The Food Safety Authority of Ireland has moved to reassure Irish consumers about the risks from a bacterium which is rarely found in milk but may evade pasteurisation. This follows the British government decision to order new checks on raw milk after initial tests indicated that mycobacterium paratuberculosis is surviving the heat-treatment process.
The bacterium causes Johne's disease in cattle and in some cases milk from affected cows may contain the organism which has been linked to Crohn's disease in humans, though there is no scientific proof whatsoever of the connection. "However, its presence in Irish cattle is at a very low level," the FSAI's chief executive, Dr Patrick Wall, stressed.
Only 12 cases were diagnosed in 1997 out of a total Irish cattle population of 7.6 million, and the Department of Agriculture requires that animals diagnosed with the disease are removed from the foodchain. This contrasts with Holland, where up to 20 per cent of herds can show clinical infection, and the UK, where 755 cases were diagnosed in 1995.
"This puts the Irish position clearly in perspective. Moreover, routine pasteurisation has been shown to effectively kill the organism when present at low levels," Dr Wall said. An FSAI expert group has examined the potential human link recently and concluded that at present it has not been established that this organism causes Crohn's disease.
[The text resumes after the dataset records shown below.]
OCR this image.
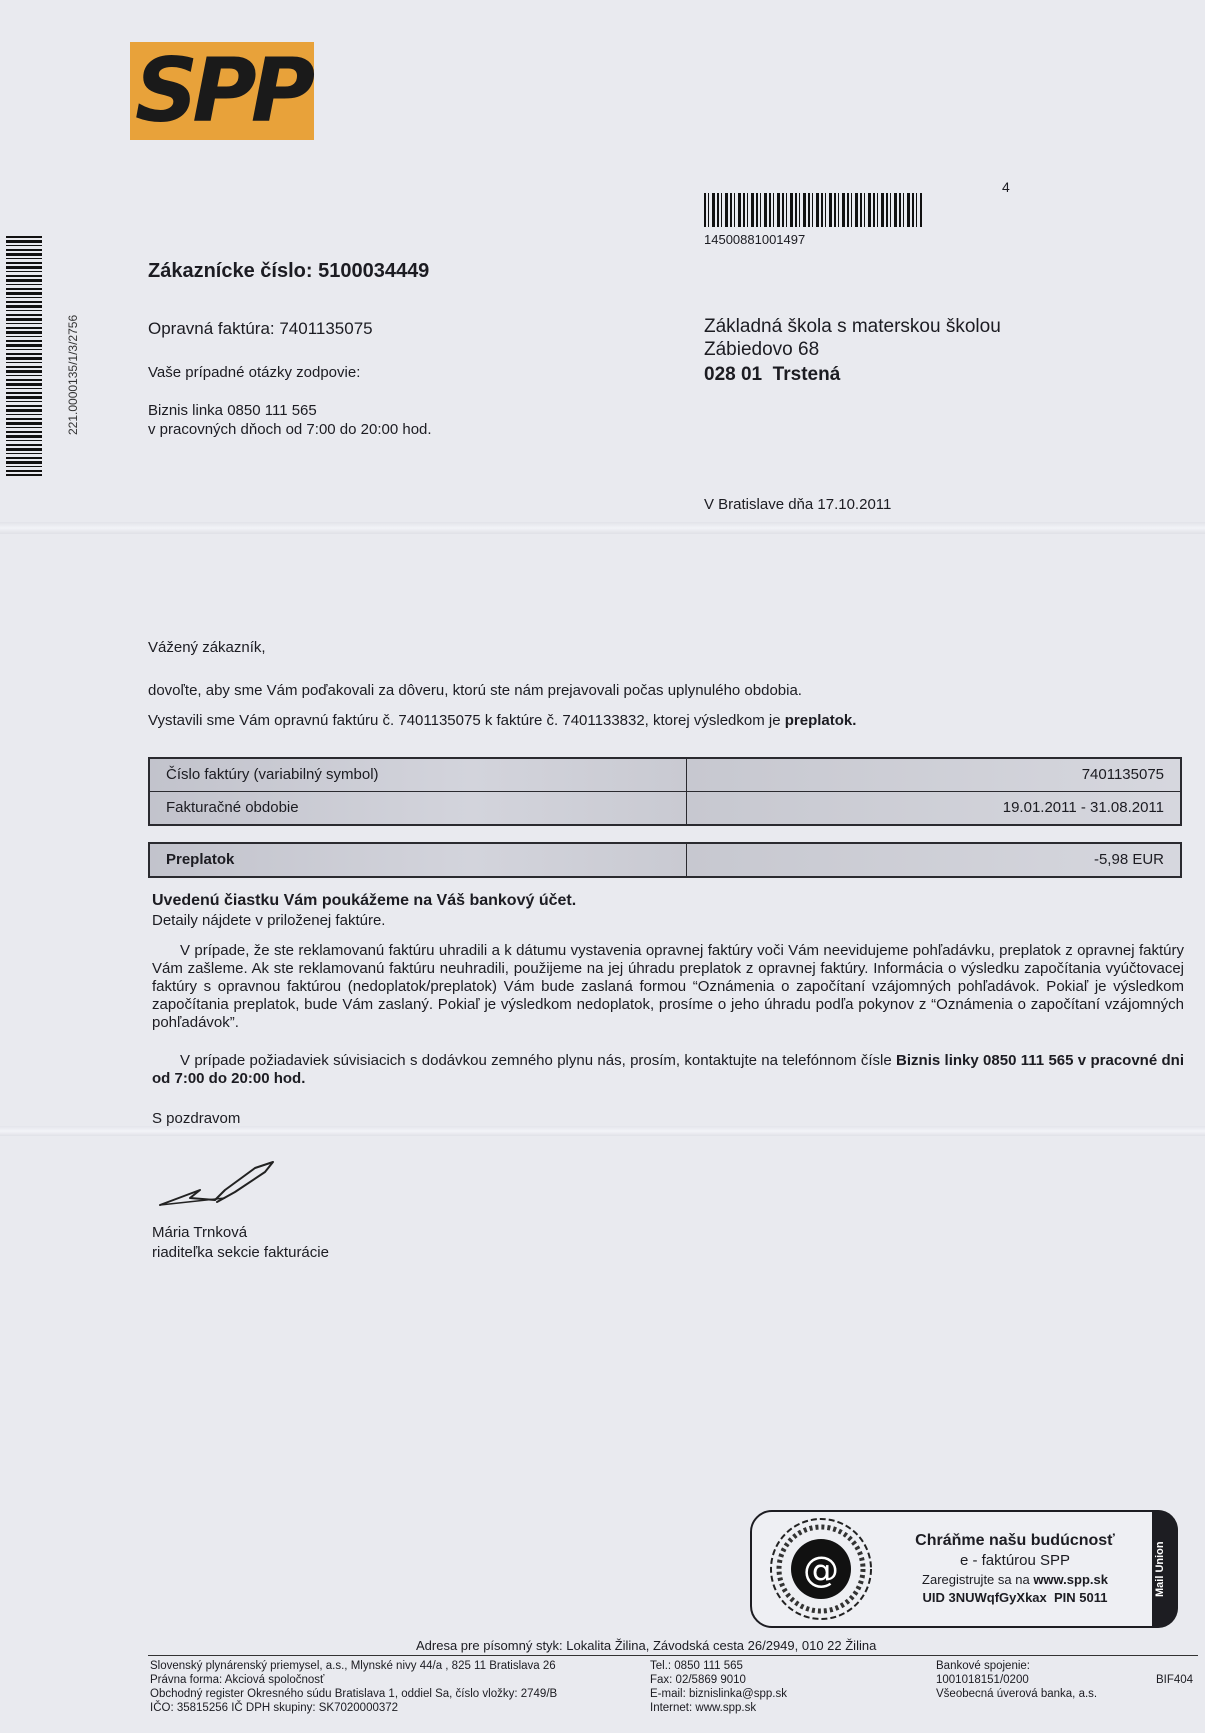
SPP
4
14500881001497
221.0000135/1/3/2756
Zákaznícke číslo: 5100034449
Opravná faktúra: 7401135075
Vaše prípadné otázky zodpovie:
Biznis linka 0850 111 565
v pracovných dňoch od 7:00 do 20:00 hod.
Základná škola s materskou školou
Zábiedovo 68
028 01  Trstená
V Bratislave dňa 17.10.2011
Vážený zákazník,
dovoľte, aby sme Vám poďakovali za dôveru, ktorú ste nám prejavovali počas uplynulého obdobia.
Vystavili sme Vám opravnú faktúru č. 7401135075 k faktúre č. 7401133832, ktorej výsledkom je preplatok.
Číslo faktúry (variabilný symbol)	7401135075
Fakturačné obdobie	19.01.2011 - 31.08.2011
Preplatok	-5,98 EUR
Uvedenú čiastku Vám poukážeme na Váš bankový účet.
Detaily nájdete v priloženej faktúre.
V prípade, že ste reklamovanú faktúru uhradili a k dátumu vystavenia opravnej faktúry voči Vám neevidujeme pohľadávku, preplatok z opravnej faktúry Vám zašleme. Ak ste reklamovanú faktúru neuhradili, použijeme na jej úhradu preplatok z opravnej faktúry. Informácia o výsledku započítania vyúčtovacej faktúry s opravnou faktúrou (nedoplatok/preplatok) Vám bude zaslaná formou “Oznámenia o započítaní vzájomných pohľadávok. Pokiaľ je výsledkom započítania preplatok, bude Vám zaslaný. Pokiaľ je výsledkom nedoplatok, prosíme o jeho úhradu podľa pokynov z “Oznámenia o započítaní vzájomných pohľadávok”.
V prípade požiadaviek súvisiacich s dodávkou zemného plynu nás, prosím, kontaktujte na telefónnom čísle Biznis linky 0850 111 565 v pracovné dni od 7:00 do 20:00 hod.
S pozdravom
Mária Trnková
riaditeľka sekcie fakturácie
@
Chráňme našu budúcnosť
e - faktúrou SPP
Zaregistrujte sa na www.spp.sk
UID 3NUWqfGyXkax  PIN 5011
Mail Union
Adresa pre písomný styk: Lokalita Žilina, Závodská cesta 26/2949, 010 22 Žilina
Slovenský plynárenský priemysel, a.s., Mlynské nivy 44/a , 825 11 Bratislava 26
Právna forma: Akciová spoločnosť
Obchodný register Okresného súdu Bratislava 1, oddiel Sa, číslo vložky: 2749/B
IČO: 35815256 IČ DPH skupiny: SK7020000372
Tel.: 0850 111 565
Fax: 02/5869 9010
E-mail: biznislinka@spp.sk
Internet: www.spp.sk
Bankové spojenie:
1001018151/0200
Všeobecná úverová banka, a.s.
BIF404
The Irish Dairy Industries Association welcomed Dr Wall's statement which, it said, was "very reassuring to both Irish consumers and the Irish dairy sector". Its spokesman, Mr Pat Ivory of IBEC, said recent studies in the US and Australia had found that pasteurisation was more effective in killing the bacterium than pilot research in Britain indicated. Ireland produces 1.2 billion gallons of milk a year, of which 120 million gallons is consumed as liquid milk on the home market, the highest level of consumption in the EU. While the Republic is a large exporter of dairy products, in recent years there has been an increase in dairy imports by British multiples with such products appearing a lot more frequently on Irish supermarket shelves.